Significant, positive results from analysis of residuals serve as a point of departure for future experiments but, in of themselves, do not substitute for an understanding of the functional connection between genotype and phenotype (Kingsolver & Schemske 1991; Petraitis et al. 1996; Dalziel et al. 2009; Blackman 2010; Storz & Wheat 2010). Successful connections between molecular variation and functional phenotypes have been established (but only after additional study) in both model organisms such as Drosophila (Schmidt et al. 2008; McKechnie et al. 2010; Paaby et al. 2010) or Arapbidopsis (Wilczek et al. 2009) and in natural populations of nonmodel organisms such as the house mosquito, Culex pipiens (Labbéet al. 2009), lizards (Rosenblum et al. 2010), and organisms cited by Storz and Wheat (2010) and Dalziel et al. (2009), their Appendix S1, Supporting information), including killifish, butterflies, garter snakes, deer mice, oldfield mice, three-spined stickleback, and Darwin’s finches.

With the advent of tractable molecular approaches in an increasing number of nonmodel organisms with interesting physiological or ecological backgrounds, there will be increasing impetus to ascribe an adaptive significance to molecular genetic variation. Because postglacial climate change has established many eco-climatic selection gradients across latitudes in nature, any correlation between molecular variation in SNPs, nonsynonymous substitutions or transcriptional profiles with latitude provides a tempting avenue for concluding an adaptive significance for the observed genetic variation. Instead of proposing untested suggestions or implications because of their inherent plausibility, investigators should first examine residuals as described herein. If nonsignificant, further discussion or speculation of the potential adaptive significance of their covariation is not warranted. If significant, then an inferred causal connection can be used as a platform from which to seek a functional connection between genotype, phenotype and, ultimately, fitness.

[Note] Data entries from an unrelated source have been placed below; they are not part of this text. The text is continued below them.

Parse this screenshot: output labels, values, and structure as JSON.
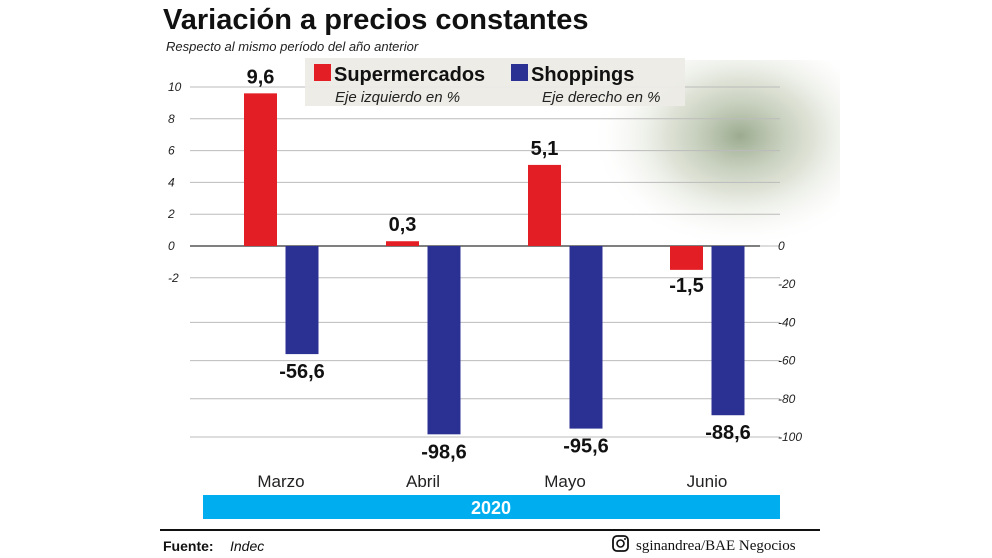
{
  "chart_data": {
    "type": "bar",
    "title": "Variación a precios constantes",
    "subtitle": "Respecto al mismo período del año anterior",
    "categories": [
      "Marzo",
      "Abril",
      "Mayo",
      "Junio"
    ],
    "group_label": "2020",
    "series": [
      {
        "name": "Supermercados",
        "axis_note": "Eje izquierdo en %",
        "color": "#e31e24",
        "axis": "left",
        "values": [
          9.6,
          0.3,
          5.1,
          -1.5
        ],
        "labels": [
          "9,6",
          "0,3",
          "5,1",
          "-1,5"
        ]
      },
      {
        "name": "Shoppings",
        "axis_note": "Eje derecho en %",
        "color": "#2b3192",
        "axis": "right",
        "values": [
          -56.6,
          -98.6,
          -95.6,
          -88.6
        ],
        "labels": [
          "-56,6",
          "-98,6",
          "-95,6",
          "-88,6"
        ]
      }
    ],
    "left_axis": {
      "ticks": [
        "10",
        "8",
        "6",
        "4",
        "2",
        "0",
        "-2"
      ],
      "values": [
        10,
        8,
        6,
        4,
        2,
        0,
        -2
      ]
    },
    "right_axis": {
      "ticks": [
        "0",
        "-20",
        "-40",
        "-60",
        "-80",
        "-100"
      ],
      "values": [
        0,
        -20,
        -40,
        -60,
        -80,
        -100
      ]
    },
    "grid": true,
    "legend_position": "top"
  },
  "footer": {
    "source_label": "Fuente:",
    "source": "Indec",
    "credit": "sginandrea/BAE Negocios",
    "credit_icon": "instagram-icon"
  },
  "colors": {
    "band": "#00aeef"
  }
}
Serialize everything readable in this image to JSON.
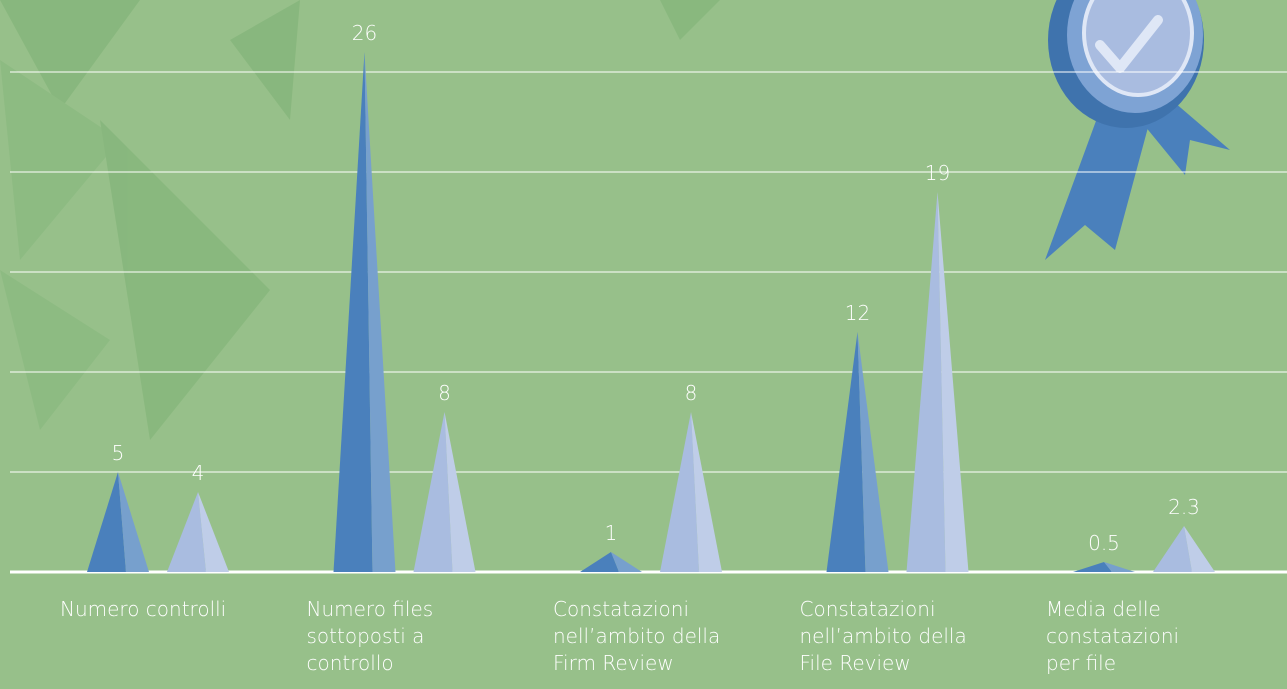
{
  "chart_data": {
    "type": "spike",
    "categories": [
      "Numero controlli",
      "Numero files\nsottoposti a\ncontrollo",
      "Constatazioni\nnell’ambito della\nFirm Review",
      "Constatazioni\nnell’ambito della\nFile Review",
      "Media delle\nconstatazioni\nper file"
    ],
    "series": [
      {
        "color": "#4a80bc",
        "values": [
          5,
          26,
          1,
          12,
          0.5
        ]
      },
      {
        "color": "#a9bce0",
        "values": [
          4,
          8,
          8,
          19,
          2.3
        ]
      }
    ],
    "ylim": [
      0,
      28.6
    ],
    "yticks": [
      0,
      5,
      10,
      15,
      20,
      25
    ],
    "grid": true
  }
}
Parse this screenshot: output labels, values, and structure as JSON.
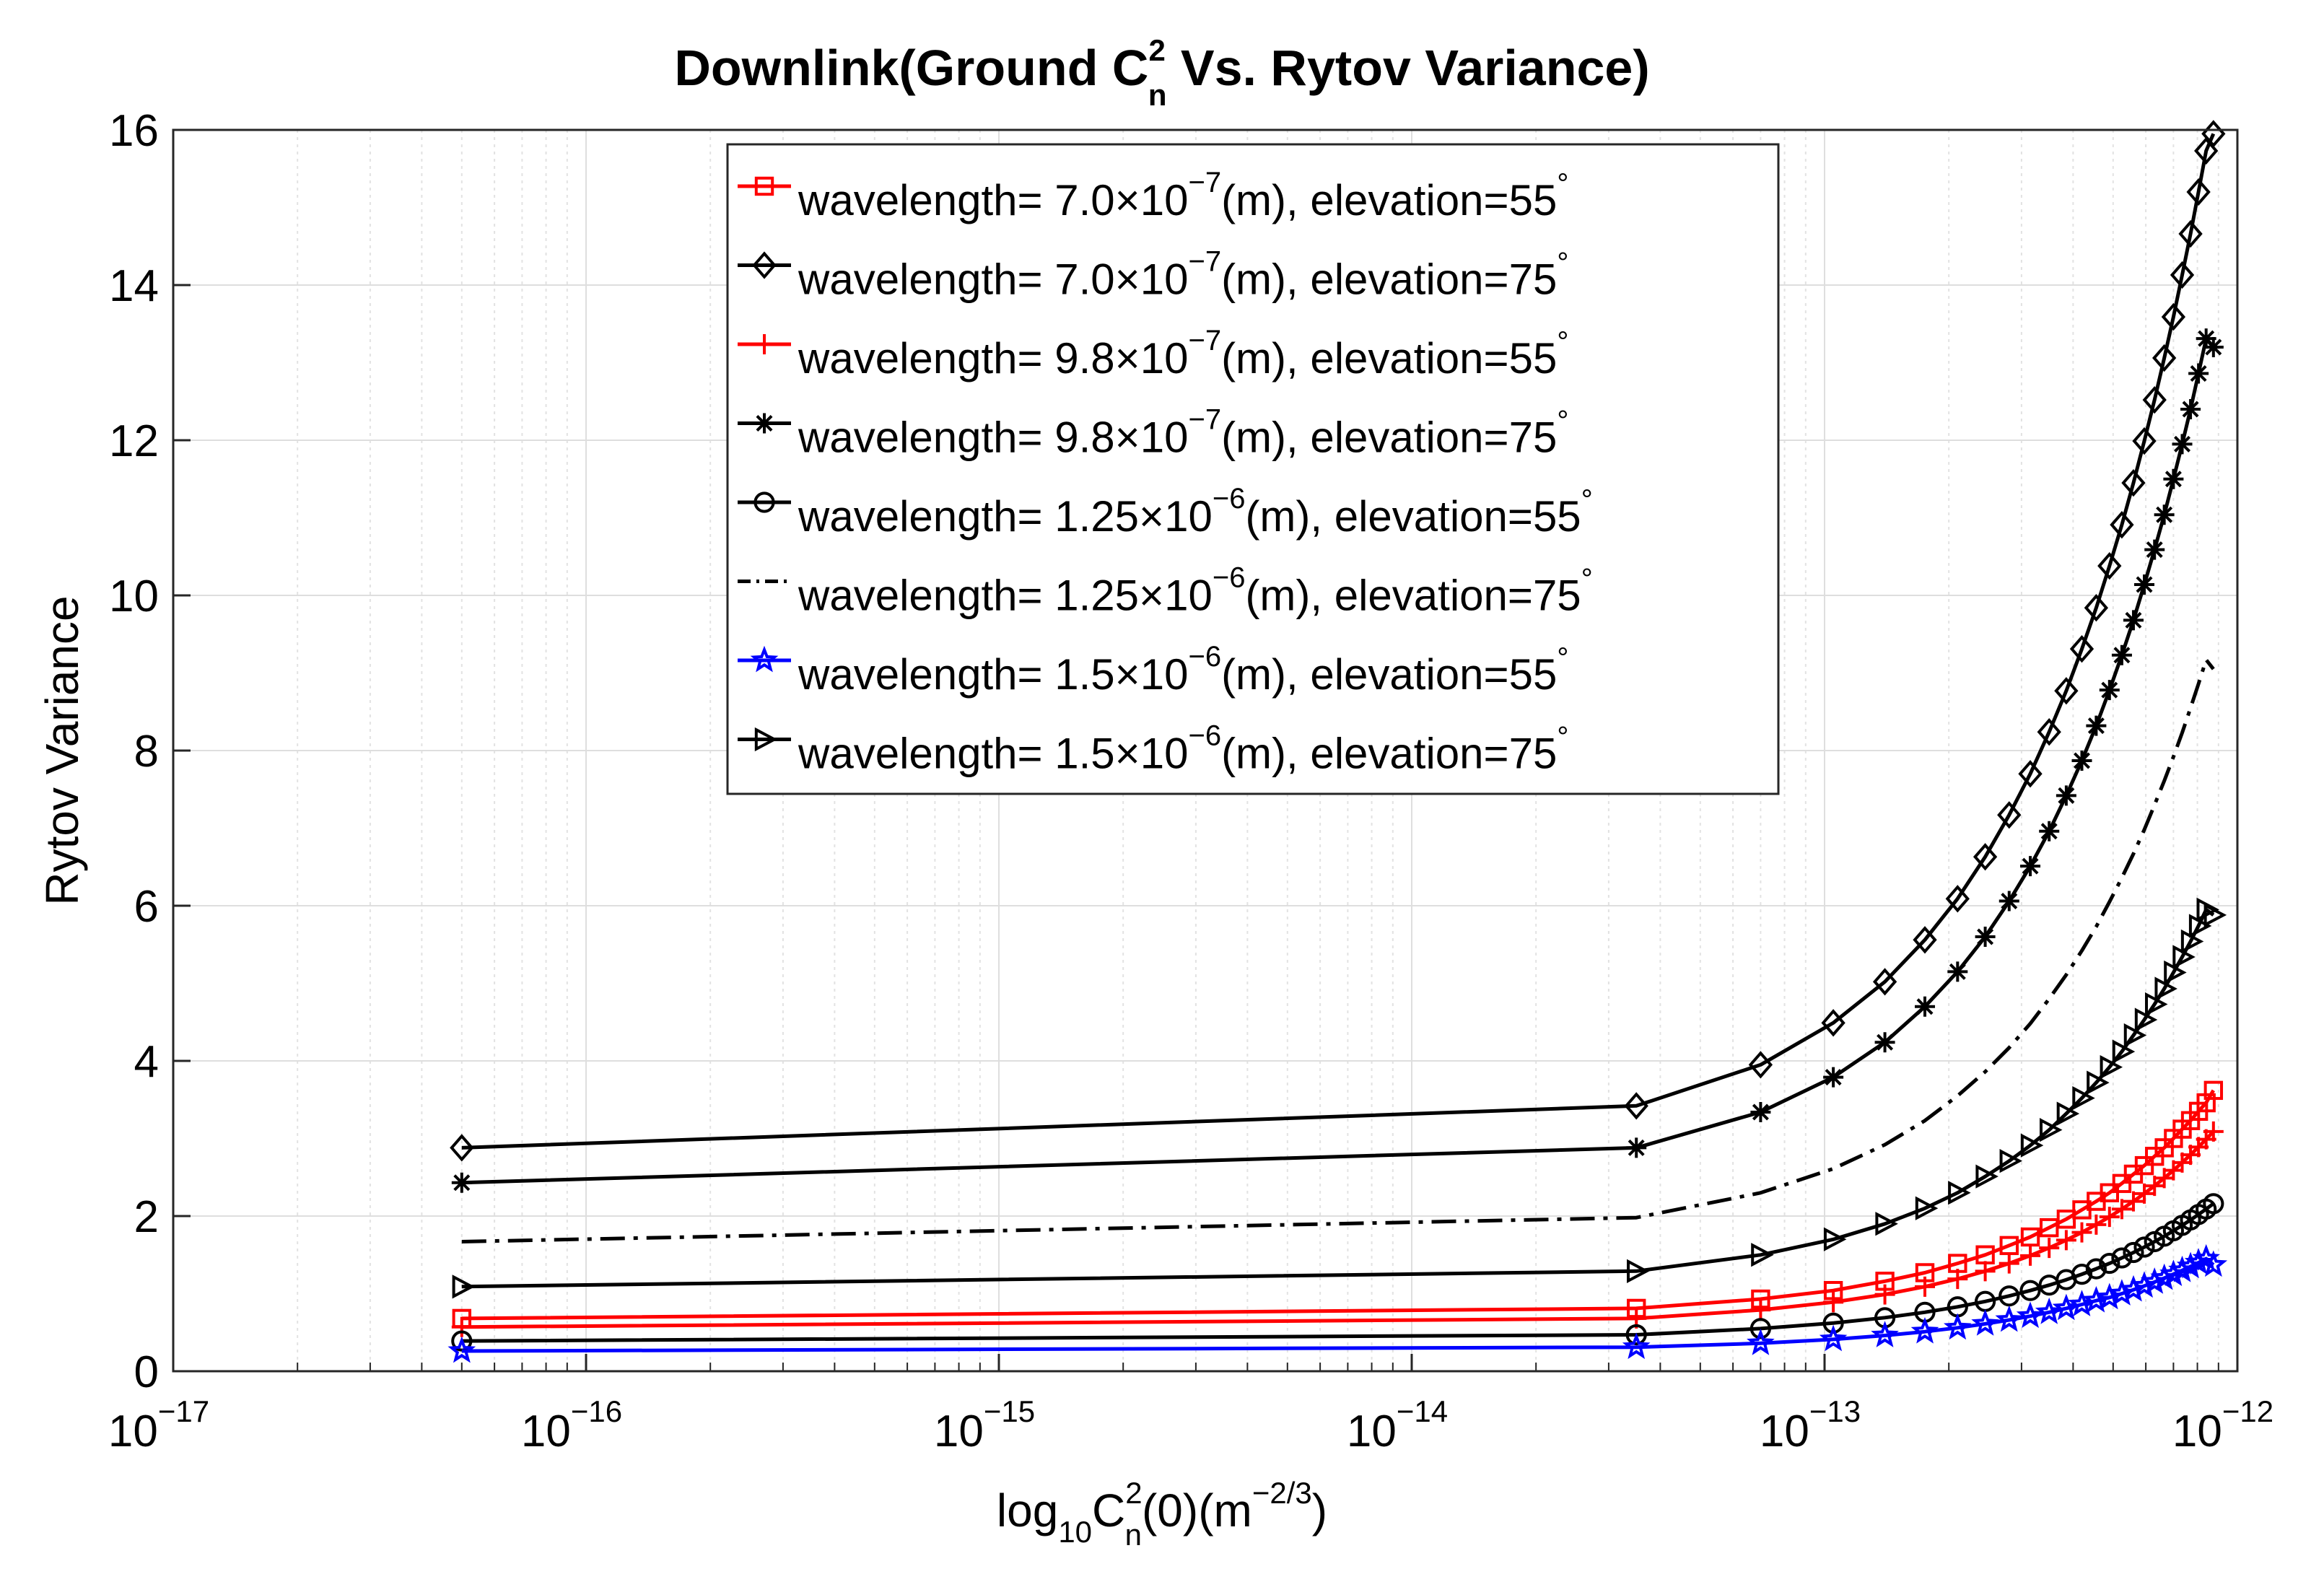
{
  "chart_data": {
    "type": "line",
    "title": {
      "pre": "Downlink(Ground C",
      "sup": "2",
      "sub": "n",
      "post": " Vs. Rytov Variance)"
    },
    "ylabel": "Rytov Variance",
    "xlabel": {
      "p1": "log",
      "s1": "10",
      "p2": "C",
      "sup2": "2",
      "sub2": "n",
      "p3": "(0)(m",
      "sup3": "−2/3",
      "p4": ")"
    },
    "x_scale": "log",
    "xlim": [
      1e-17,
      1e-12
    ],
    "ylim": [
      0,
      16
    ],
    "x_ticks": [
      {
        "base": "10",
        "exp": "−17"
      },
      {
        "base": "10",
        "exp": "−16"
      },
      {
        "base": "10",
        "exp": "−15"
      },
      {
        "base": "10",
        "exp": "−14"
      },
      {
        "base": "10",
        "exp": "−13"
      },
      {
        "base": "10",
        "exp": "−12"
      }
    ],
    "y_ticks": [
      "0",
      "2",
      "4",
      "6",
      "8",
      "10",
      "12",
      "14",
      "16"
    ],
    "grid": true,
    "legend_position": "top-center",
    "x": [
      5e-17,
      3.5e-14,
      7e-14,
      1.05e-13,
      1.4e-13,
      1.75e-13,
      2.1e-13,
      2.45e-13,
      2.8e-13,
      3.15e-13,
      3.5e-13,
      3.85e-13,
      4.2e-13,
      4.55e-13,
      4.9e-13,
      5.25e-13,
      5.6e-13,
      5.95e-13,
      6.3e-13,
      6.65e-13,
      7e-13,
      7.35e-13,
      7.7e-13,
      8.05e-13,
      8.4e-13,
      8.75e-13
    ],
    "series": [
      {
        "name": {
          "pre": "wavelength= 7.0",
          "times": "×",
          "ten": "10",
          "exp": "−7",
          "mid": "(m), elevation=",
          "elev": "55",
          "deg": "°"
        },
        "color": "#ff0000",
        "marker": "square",
        "dash": "",
        "values": [
          0.68,
          0.81,
          0.93,
          1.04,
          1.16,
          1.27,
          1.39,
          1.5,
          1.62,
          1.73,
          1.85,
          1.96,
          2.08,
          2.19,
          2.3,
          2.42,
          2.54,
          2.65,
          2.77,
          2.88,
          3.0,
          3.12,
          3.23,
          3.35,
          3.46,
          3.62
        ]
      },
      {
        "name": {
          "pre": "wavelength= 7.0",
          "times": "×",
          "ten": "10",
          "exp": "−7",
          "mid": "(m), elevation=",
          "elev": "75",
          "deg": "°"
        },
        "color": "#000000",
        "marker": "diamond",
        "dash": "",
        "values": [
          2.88,
          3.42,
          3.95,
          4.49,
          5.02,
          5.56,
          6.09,
          6.63,
          7.17,
          7.7,
          8.24,
          8.77,
          9.31,
          9.84,
          10.38,
          10.91,
          11.45,
          11.99,
          12.52,
          13.06,
          13.59,
          14.13,
          14.66,
          15.2,
          15.73,
          15.95
        ]
      },
      {
        "name": {
          "pre": "wavelength= 9.8",
          "times": "×",
          "ten": "10",
          "exp": "−7",
          "mid": "(m), elevation=",
          "elev": "55",
          "deg": "°"
        },
        "color": "#ff0000",
        "marker": "plus",
        "dash": "",
        "values": [
          0.57,
          0.68,
          0.79,
          0.89,
          0.99,
          1.09,
          1.19,
          1.29,
          1.39,
          1.49,
          1.59,
          1.69,
          1.79,
          1.89,
          1.99,
          2.09,
          2.19,
          2.29,
          2.39,
          2.49,
          2.59,
          2.69,
          2.79,
          2.89,
          2.99,
          3.09
        ]
      },
      {
        "name": {
          "pre": "wavelength= 9.8",
          "times": "×",
          "ten": "10",
          "exp": "−7",
          "mid": "(m), elevation=",
          "elev": "75",
          "deg": "°"
        },
        "color": "#000000",
        "marker": "asterisk",
        "dash": "",
        "values": [
          2.43,
          2.88,
          3.34,
          3.79,
          4.24,
          4.7,
          5.15,
          5.6,
          6.06,
          6.51,
          6.96,
          7.42,
          7.87,
          8.32,
          8.78,
          9.23,
          9.68,
          10.14,
          10.59,
          11.04,
          11.5,
          11.95,
          12.4,
          12.86,
          13.31,
          13.2
        ]
      },
      {
        "name": {
          "pre": "wavelength= 1.25",
          "times": "×",
          "ten": "10",
          "exp": "−6",
          "mid": "(m), elevation=",
          "elev": "55",
          "deg": "°"
        },
        "color": "#000000",
        "marker": "circle",
        "dash": "",
        "values": [
          0.39,
          0.47,
          0.55,
          0.62,
          0.69,
          0.76,
          0.83,
          0.9,
          0.97,
          1.04,
          1.11,
          1.18,
          1.25,
          1.32,
          1.39,
          1.46,
          1.53,
          1.6,
          1.67,
          1.74,
          1.81,
          1.88,
          1.95,
          2.02,
          2.09,
          2.16
        ]
      },
      {
        "name": {
          "pre": "wavelength= 1.25",
          "times": "×",
          "ten": "10",
          "exp": "−6",
          "mid": "(m), elevation=",
          "elev": "75",
          "deg": "°"
        },
        "color": "#000000",
        "marker": "none",
        "dash": "34 12 6 12",
        "values": [
          1.67,
          1.98,
          2.3,
          2.61,
          2.92,
          3.23,
          3.55,
          3.86,
          4.17,
          4.48,
          4.8,
          5.11,
          5.42,
          5.73,
          6.05,
          6.36,
          6.67,
          6.98,
          7.3,
          7.61,
          7.92,
          8.23,
          8.55,
          8.86,
          9.17,
          9.05
        ]
      },
      {
        "name": {
          "pre": "wavelength= 1.5",
          "times": "×",
          "ten": "10",
          "exp": "−6",
          "mid": "(m), elevation=",
          "elev": "55",
          "deg": "°"
        },
        "color": "#0000ff",
        "marker": "pentagram",
        "dash": "",
        "values": [
          0.26,
          0.31,
          0.36,
          0.41,
          0.46,
          0.51,
          0.56,
          0.61,
          0.66,
          0.71,
          0.76,
          0.81,
          0.86,
          0.91,
          0.95,
          1.0,
          1.05,
          1.1,
          1.15,
          1.2,
          1.25,
          1.3,
          1.35,
          1.4,
          1.45,
          1.37
        ]
      },
      {
        "name": {
          "pre": "wavelength= 1.5",
          "times": "×",
          "ten": "10",
          "exp": "−6",
          "mid": "(m), elevation=",
          "elev": "75",
          "deg": "°"
        },
        "color": "#000000",
        "marker": "triangle-right",
        "dash": "",
        "values": [
          1.09,
          1.29,
          1.5,
          1.7,
          1.9,
          2.1,
          2.3,
          2.51,
          2.71,
          2.91,
          3.11,
          3.32,
          3.52,
          3.72,
          3.92,
          4.12,
          4.33,
          4.53,
          4.73,
          4.93,
          5.14,
          5.34,
          5.54,
          5.74,
          5.95,
          5.88
        ]
      }
    ]
  }
}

We thank Kathleen O’Malley, Lisa Crozier, William Cresko, Vincent Cassone, and David Hazlerigg for useful discussion, the reviewers and Nolan Kane for their thoughtful comments, the National Science Foundation through grants DEB-0917827 and IOB-083998 to WEB and grant IOS-064226 to WA Cresko, and the National Institutes of Health through grant 1R24GM079486-01A1 to WA Cresko.

C.O.B’s research deals with the genetic foundations of photoperiodism and hormonal events regulating seasonal sexual maturation in the Threespine Stickleback, Gasterosteus aculeatus. Dr. W.B. and Dr. C.H. pursue the general question: ”How has the genetic differentiation of populations actually taken place in nature?” Their diverse backgrounds blend physiology, development, quantitative and molecular genetics, and second generation high throughput genomics to answer questions ranging from the evolutionary consequences of climate change, the central processing and genetic control of biting in mosquitoes, to seasonal regulation and biological timing in the pitcher-plant mosquito, Wyeomyia smithii.